A key advantage of ChatGPT-4 in this study was its ability to process multiple images in parallel, demonstrating significant efficiency gains over conventional software. Notably, processing time was reduced by more than 40% compared with IDL, suggesting that AI-driven tools can significantly enhance radiological workflow efficiency. This capability is particularly valuable in research settings requiring high-throughput image analysis, as well as in clinical environments where real-time assessment is essential for guiding interventional procedures. Moreover, ChatGPT-4’s scalability supports its application in large-scale imaging studies, enabling rapid dataset processing while minimizing manual input. This efficiency could facilitate applications in population-based screening programs, multicenter trials, and AI-assisted educational platforms. While compute capacity was controlled for in this study, we acknowledge that hardware variability can influence software performance. Future work should evaluate AI efficiency across diverse computing environments to better account for system-dependent constraints. Despite its slightly lower diagnostic performance compared with IDL, the results are encouraging given that ChatGPT-4 was not originally designed for medical image analysis. With additional domain-specific training and fine-tuning using large-scale ultrasound datasets, its performance is expected to improve. Future research should explore ChatGPT-4’s integration into routine radiology workflows, particularly in triage settings, where automated interpretation of liver ultrasound images could expedite clinical decision-making and optimize resource allocation.
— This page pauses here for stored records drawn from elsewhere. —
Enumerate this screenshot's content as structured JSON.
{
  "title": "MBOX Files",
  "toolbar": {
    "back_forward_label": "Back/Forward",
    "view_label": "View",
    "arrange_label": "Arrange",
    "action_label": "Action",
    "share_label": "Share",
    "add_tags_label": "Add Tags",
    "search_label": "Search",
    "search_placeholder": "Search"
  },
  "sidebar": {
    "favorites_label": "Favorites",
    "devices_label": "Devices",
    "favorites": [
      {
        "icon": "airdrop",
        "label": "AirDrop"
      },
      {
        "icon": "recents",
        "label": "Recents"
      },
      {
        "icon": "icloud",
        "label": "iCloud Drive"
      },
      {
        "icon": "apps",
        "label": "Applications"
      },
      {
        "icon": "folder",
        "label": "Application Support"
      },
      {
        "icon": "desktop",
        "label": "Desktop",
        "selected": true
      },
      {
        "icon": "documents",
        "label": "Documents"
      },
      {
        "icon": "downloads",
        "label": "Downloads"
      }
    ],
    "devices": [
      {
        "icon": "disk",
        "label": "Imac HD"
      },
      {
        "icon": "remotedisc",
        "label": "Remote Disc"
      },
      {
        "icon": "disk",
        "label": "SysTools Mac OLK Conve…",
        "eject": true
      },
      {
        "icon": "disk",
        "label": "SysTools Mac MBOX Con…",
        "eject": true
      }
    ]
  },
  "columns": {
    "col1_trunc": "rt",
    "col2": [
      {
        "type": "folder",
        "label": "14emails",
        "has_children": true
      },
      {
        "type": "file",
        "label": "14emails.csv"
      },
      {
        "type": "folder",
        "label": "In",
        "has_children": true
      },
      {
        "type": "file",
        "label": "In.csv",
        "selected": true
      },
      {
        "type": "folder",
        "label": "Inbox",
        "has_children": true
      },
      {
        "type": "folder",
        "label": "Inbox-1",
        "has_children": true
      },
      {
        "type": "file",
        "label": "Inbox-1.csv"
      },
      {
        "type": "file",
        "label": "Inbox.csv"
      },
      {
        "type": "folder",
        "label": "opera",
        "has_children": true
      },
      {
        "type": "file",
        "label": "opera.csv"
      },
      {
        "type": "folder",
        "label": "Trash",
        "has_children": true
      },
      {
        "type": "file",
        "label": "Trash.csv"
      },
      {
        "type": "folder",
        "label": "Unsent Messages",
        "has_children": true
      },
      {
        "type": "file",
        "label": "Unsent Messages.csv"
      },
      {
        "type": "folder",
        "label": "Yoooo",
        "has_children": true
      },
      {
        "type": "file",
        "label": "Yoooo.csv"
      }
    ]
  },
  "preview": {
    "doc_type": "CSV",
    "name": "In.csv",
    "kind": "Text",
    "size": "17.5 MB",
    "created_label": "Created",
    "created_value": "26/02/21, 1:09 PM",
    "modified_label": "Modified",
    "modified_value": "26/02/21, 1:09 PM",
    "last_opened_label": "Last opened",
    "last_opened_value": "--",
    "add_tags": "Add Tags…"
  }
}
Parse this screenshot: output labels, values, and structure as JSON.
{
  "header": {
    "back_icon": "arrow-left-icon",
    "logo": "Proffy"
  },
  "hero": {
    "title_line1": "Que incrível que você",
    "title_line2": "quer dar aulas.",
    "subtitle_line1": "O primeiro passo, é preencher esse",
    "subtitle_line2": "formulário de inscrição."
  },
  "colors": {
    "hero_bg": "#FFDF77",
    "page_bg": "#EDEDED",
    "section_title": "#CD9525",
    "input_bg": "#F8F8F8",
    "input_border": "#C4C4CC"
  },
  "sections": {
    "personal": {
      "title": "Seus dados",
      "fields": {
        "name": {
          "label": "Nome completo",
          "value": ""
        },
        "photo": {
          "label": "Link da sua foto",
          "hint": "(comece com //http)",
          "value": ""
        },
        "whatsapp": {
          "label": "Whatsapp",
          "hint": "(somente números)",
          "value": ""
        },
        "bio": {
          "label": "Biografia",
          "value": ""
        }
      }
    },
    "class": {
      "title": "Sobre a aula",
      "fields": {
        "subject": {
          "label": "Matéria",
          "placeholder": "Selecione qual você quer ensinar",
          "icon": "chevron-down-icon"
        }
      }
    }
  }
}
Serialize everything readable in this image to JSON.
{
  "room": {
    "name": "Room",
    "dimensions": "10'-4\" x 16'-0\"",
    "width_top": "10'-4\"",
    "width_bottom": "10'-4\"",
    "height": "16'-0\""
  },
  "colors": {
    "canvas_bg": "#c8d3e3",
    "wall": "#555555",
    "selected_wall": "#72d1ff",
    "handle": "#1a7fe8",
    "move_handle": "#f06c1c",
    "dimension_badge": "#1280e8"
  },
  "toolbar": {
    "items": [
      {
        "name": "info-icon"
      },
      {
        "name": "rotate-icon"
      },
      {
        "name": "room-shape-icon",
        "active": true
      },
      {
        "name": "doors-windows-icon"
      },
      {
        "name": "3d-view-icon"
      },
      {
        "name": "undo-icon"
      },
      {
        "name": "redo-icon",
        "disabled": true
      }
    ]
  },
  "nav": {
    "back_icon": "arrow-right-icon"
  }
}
Limitations and Challenges

Session Variability and Model Robustness

Despite its promising performance, ChatGPT-4 exhibited session-dependent variability in feature extraction. This phenomenon, which possibly arises from differences in how the model processes context and maintains internal states across separate analyses, introduces potential inconsistencies in feature reproducibility. While batch analyses remained stable, independent session resets occasionally yielded variations in extracted parameters. Session-dependent variability is a recognized limitation of large language models [47-49] and warrants further investigation in the context of medical imaging. To mitigate this challenge, we refined our prompting strategies, ensuring that feature extraction parameters were explicitly aligned across sessions. While steps were taken to standardize ChatGPT-4 prompts and maintain session continuity, variability in output due to the model’s inherent stochastic nature remains a limitation. Although incomplete feature sets were addressed through repeated prompting and prompt refinement, future studies may also benefit from averaging outputs across multiple runs or sessions to account for variability and enhance consistency. Additionally, future research should prioritize the development of standardized initialization protocols and structured prompt engineering strategies to improve the reproducibility of AI-driven radiomic analyses.

Automated ROI Selection

A key limitation of ChatGPT-4 is its fully automated ROI selection, which lacks the flexibility and precision needed for clinical applications. This may affect diagnostic accuracy, especially when critical pathological features fall outside the AI-defined ROI. While ChatGPT-4 does not allow direct manual ROI adjustments, we used a hybrid approach [50], iteratively refining prompts to guide the model until the desired ROI was accurately identified. This method combined AI-driven automation with user oversight, improving ROI placement and reducing errors. Future iterations of ChatGPT-4 could enhance clinical applicability by incorporating interactive manual ROI modifications [51]. Additionally, integrating advanced machine learning algorithms could refine automated ROI selection, allowing AI to prioritize clinically relevant areas [52]. A promising direction is the development of hybrid models that preselect an ROI while allowing clinician refinement, balancing automation with expert oversight [53].

Preclinical Model and Clinical Translatability

Our preclinical liver disease model closely mirrors human pathology, with histological findings aligning well with clinical presentations of fibrosis and steatosis. This translatability strengthens the relevance of our results; the model has undergone extensive validation to ensure robustness and suitability for studying liver disease [30-32]. Nonetheless, this study serves as an initial assessment of ChatGPT-4 in a preclinical setting. Future work will extend to human liver ultrasound datasets, potentially involving diverse populations and multiple medical centers to enhance generalizability. Importantly, moving to clinical datasets raises privacy and ethical concerns, requiring strict compliance with HIPAA (Health Insurance Portability and Accountability Act), GDPR (General Data Protection Regulation), and other data security frameworks. Additionally, AI bias—stemming from skewed or nonrepresentative training data—remains a critical challenge, necessitating multicenter validation to ensure fairness and accuracy across varied clinical settings.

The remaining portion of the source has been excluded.